I REALIZE that sounds very cheesy and preachy 
but I FEEL THIS so much right now.


7. In response to authors that have tweeted about being fearful of interaction with readers and bloggers: 

Please don't be afraid to talk to your audience. The internet is a big place and this community is amazing. Readers and bloggers are generally amazing people and LOVE it when an author interacts with them! After blogging for a very long time, I still get ridiculously excited with I see a tweet "favorited" or retweeted by authors that I love - whether self/indie or traditionally published. PLEASE DON'T STOP INTERACTING! Please do not let the actions of a small few make you feel afraid. And thank you for remaining graceful when you face criticism. That must be so hard! And I'm sure it is a practiced skill - to be able to focus less on the negative and more on the positive? I cannot imagine that pressure. Be encouraged to keep doing what you do!

8. In response to the people that I have seen mention that bloggers are bullies, they are glad they are not bloggers, or they are glad they are no longer blogging about books: 

This makes me sad because generalized statements are not usually entirely accurate.
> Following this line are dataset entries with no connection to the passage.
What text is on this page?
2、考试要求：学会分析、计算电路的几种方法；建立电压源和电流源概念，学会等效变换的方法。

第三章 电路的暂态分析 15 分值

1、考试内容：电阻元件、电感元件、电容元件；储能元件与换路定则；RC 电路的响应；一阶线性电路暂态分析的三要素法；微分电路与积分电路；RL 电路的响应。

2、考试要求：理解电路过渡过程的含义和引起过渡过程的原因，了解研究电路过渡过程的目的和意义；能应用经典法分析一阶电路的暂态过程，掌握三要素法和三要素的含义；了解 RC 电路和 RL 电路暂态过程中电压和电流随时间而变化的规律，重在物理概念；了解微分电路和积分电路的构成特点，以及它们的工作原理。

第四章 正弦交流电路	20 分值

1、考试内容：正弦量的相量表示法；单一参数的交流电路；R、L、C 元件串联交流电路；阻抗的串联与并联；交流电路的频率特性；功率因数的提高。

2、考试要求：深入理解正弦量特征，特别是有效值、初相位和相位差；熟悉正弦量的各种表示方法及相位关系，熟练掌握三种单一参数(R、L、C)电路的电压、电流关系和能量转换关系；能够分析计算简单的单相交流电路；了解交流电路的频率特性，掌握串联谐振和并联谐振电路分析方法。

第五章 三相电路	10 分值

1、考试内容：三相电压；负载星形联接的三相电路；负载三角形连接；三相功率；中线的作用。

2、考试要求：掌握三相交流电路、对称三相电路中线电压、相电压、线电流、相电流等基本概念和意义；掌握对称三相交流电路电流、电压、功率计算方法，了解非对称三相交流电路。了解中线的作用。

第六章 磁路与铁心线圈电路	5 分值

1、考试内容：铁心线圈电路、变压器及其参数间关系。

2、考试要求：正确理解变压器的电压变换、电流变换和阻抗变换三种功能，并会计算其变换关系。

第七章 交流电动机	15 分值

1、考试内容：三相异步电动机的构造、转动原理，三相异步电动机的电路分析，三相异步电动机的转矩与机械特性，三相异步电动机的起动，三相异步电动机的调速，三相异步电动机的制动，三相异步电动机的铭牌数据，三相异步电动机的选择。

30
Also, reading blogs is a choice and I would encourage you guys to rid yourself of any blogs or reviewers that you feel are bullies. You don't have to support that behavior and there are plenty of other fantastic reviewers and bloggers to read instead! There are plenty of great recommendations that can be provided if you need some.  

I am so proud to be associated with this community because 
this event does not define it

9. This behavior is NOT the norm, and a culture can change. 
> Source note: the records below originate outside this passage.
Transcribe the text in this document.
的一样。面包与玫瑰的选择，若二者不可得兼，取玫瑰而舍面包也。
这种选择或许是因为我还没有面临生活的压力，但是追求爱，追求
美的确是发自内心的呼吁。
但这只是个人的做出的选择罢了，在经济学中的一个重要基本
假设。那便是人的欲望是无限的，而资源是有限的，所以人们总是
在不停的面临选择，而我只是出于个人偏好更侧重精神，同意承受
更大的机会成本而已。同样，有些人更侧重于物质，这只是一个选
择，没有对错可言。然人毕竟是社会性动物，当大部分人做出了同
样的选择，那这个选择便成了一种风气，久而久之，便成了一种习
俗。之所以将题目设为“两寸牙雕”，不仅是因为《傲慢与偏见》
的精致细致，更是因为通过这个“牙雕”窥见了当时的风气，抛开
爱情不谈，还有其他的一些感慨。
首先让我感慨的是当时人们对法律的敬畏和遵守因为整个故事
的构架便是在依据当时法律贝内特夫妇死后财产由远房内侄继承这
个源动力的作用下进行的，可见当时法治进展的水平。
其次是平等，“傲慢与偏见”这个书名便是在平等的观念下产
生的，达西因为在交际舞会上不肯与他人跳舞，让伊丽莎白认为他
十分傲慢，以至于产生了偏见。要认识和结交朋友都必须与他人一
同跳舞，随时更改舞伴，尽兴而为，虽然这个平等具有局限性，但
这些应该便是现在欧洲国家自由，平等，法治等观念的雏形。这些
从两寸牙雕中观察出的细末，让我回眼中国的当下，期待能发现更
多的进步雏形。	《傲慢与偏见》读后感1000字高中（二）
One way this can happen is to stop perpetuating it! We can actually BE the change by not perpetuating the negativity and poor online behavior. Certainly we can speak our minds and back up our thoughts, but we have to remember to be responsible about how we do it. There is NO NEED to bash, bully, stalk, cyberbully, in-real-life bully, or do anything like that. And that includes Twitter-ranting, you guys. 
Responsibility is key.

Let's turn things around and be positive. Let's make this something to learn from instead of something that a few dwell on to the point it becomes a stain. Alrighty? Okay! 


I am still SO PROUD to be a part of this community, but I need to be able to move on from this to a degree. This whole thing was disgusting and scary and horrible and I have thoughts about it that I probably should reserve for discussion behind the wall of a public forum. But more than anything, I think we can all take this time to 
re-evaluate ourselves and see if we're comfortable with our online presence because HELLO PEOPLE MAY BE WATCHING. And that goes both ways - it could just as easily have been a reader going overboard on a writer

I am not a bully and will never bully anyone, and I don't want to be lumped into that crowd. I understand that crap like that will happen when people become upset and need to vent. I get that. So here I am, and here are some of my feelings. 


Share your thoughts if you have some, but remember that I'm pushing a move toward POSITIVITY after a dramatic time. Share your opinion, but please be responsible. Thanks!